The fact is that, as metals age those which are alloyed, or made of a combination of two or more metals, may separate slowly into their individual metal components. An example of this is ancient silver coins which become brittle. Silver used in coins is almost always a combination of silver with about 1.5 to 15% copper. Adding a little bit of copper to silver makes the normally soft silver harder, and more resistant to wear. Silver and copper don't really mix all that well, however, and over time (300-500 years or more), at normal temperatures, the copper will sometimes begin to separate itself from the silver. The technical name for this is "precipitation of copper at the grain boundaries", which means copper coming out of the alloy at the edges of the natural crystals of the metal. This is known as crystallization of the metal, to coin collectors, though it is really just the crystals of the metal becoming visible as the copper comes out of the alloy and begins to corrode, thus weakening the metal. To clarify this point, some alloys are not stable, and, over hundreds or thousands of years, they will begin to separate back into more stable natural states.
Since the coin shown is obviously not 300 to 500 years old, and since the composition of the coin is .900 silver and .100 copper, there is not enough copper available to form verdigris which is copper acetate.
If it's green, it's more likely than not, PVC damage which is altogether different than verdigris. PVC (Polyvinyl chloride) used in older plastic coin flips, breaks down and can release Hydrochloric Acid. The plasticizers and stabilizers in the plastic react with the surface of the coin producing copper pthalates and that is what looks green on a silver coin like the one shown.
So that people learn the correct terminology, I offered the preceeding information as verdigris is simply not the right term for the discoloration on the coin.
Thanks,
Bill
myurl http://www.foundinrolls.com
<< <i> I won't allow anybody to dip this coin because the toning is really dark and attractive now. >>
Just to be clear, I agree with you.
Worry is the interest you pay on a debt you may not owe.
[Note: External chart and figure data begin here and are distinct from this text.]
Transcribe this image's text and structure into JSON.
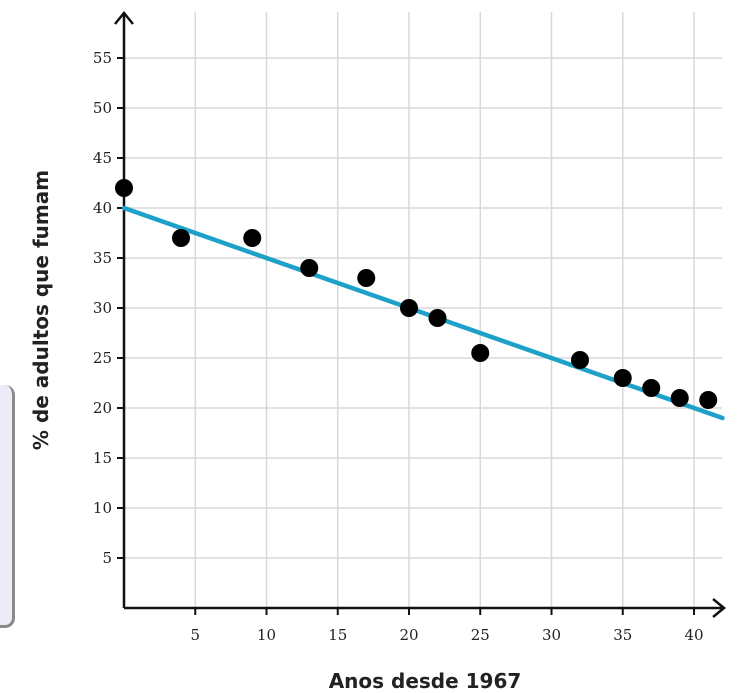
{
  "chart_data": {
    "type": "scatter",
    "title": "",
    "xlabel": "Anos desde 1967",
    "ylabel": "% de adultos que fumam",
    "xlim": [
      0,
      42
    ],
    "ylim": [
      0,
      58
    ],
    "x_ticks": [
      5,
      10,
      15,
      20,
      25,
      30,
      35,
      40
    ],
    "y_ticks": [
      5,
      10,
      15,
      20,
      25,
      30,
      35,
      40,
      45,
      50,
      55
    ],
    "grid": true,
    "series": [
      {
        "values": [
          {
            "x": 0,
            "y": 42
          },
          {
            "x": 4,
            "y": 37
          },
          {
            "x": 9,
            "y": 37
          },
          {
            "x": 13,
            "y": 34
          },
          {
            "x": 17,
            "y": 33
          },
          {
            "x": 20,
            "y": 30
          },
          {
            "x": 22,
            "y": 29
          },
          {
            "x": 25,
            "y": 25.5
          },
          {
            "x": 32,
            "y": 24.8
          },
          {
            "x": 35,
            "y": 23
          },
          {
            "x": 37,
            "y": 22
          },
          {
            "x": 39,
            "y": 21
          },
          {
            "x": 41,
            "y": 20.8
          }
        ]
      }
    ],
    "trend_line": {
      "x": [
        0,
        42
      ],
      "y": [
        40,
        19
      ],
      "color": "#1da1c9"
    }
  }
}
"Paper money eventually returns to its intrinsic value---zero."----Voltaire
"Everything you say should be true, but not everything true should be said."----Voltaire
Hoard the keys.
Now I have to sweat out trying to soak some nice coins in acetone without destroying them. Bust halfs, bust quarters, rare half dimes, large cents, old unc lincolns, key lincolns, an expensive 46-O tall date....this is just so discouraging! Are there any web sites with instructions on treating coins with acetone?
Sheesh, coins are a pain in the ass! Who was the idiot who invented the PVC coin flip?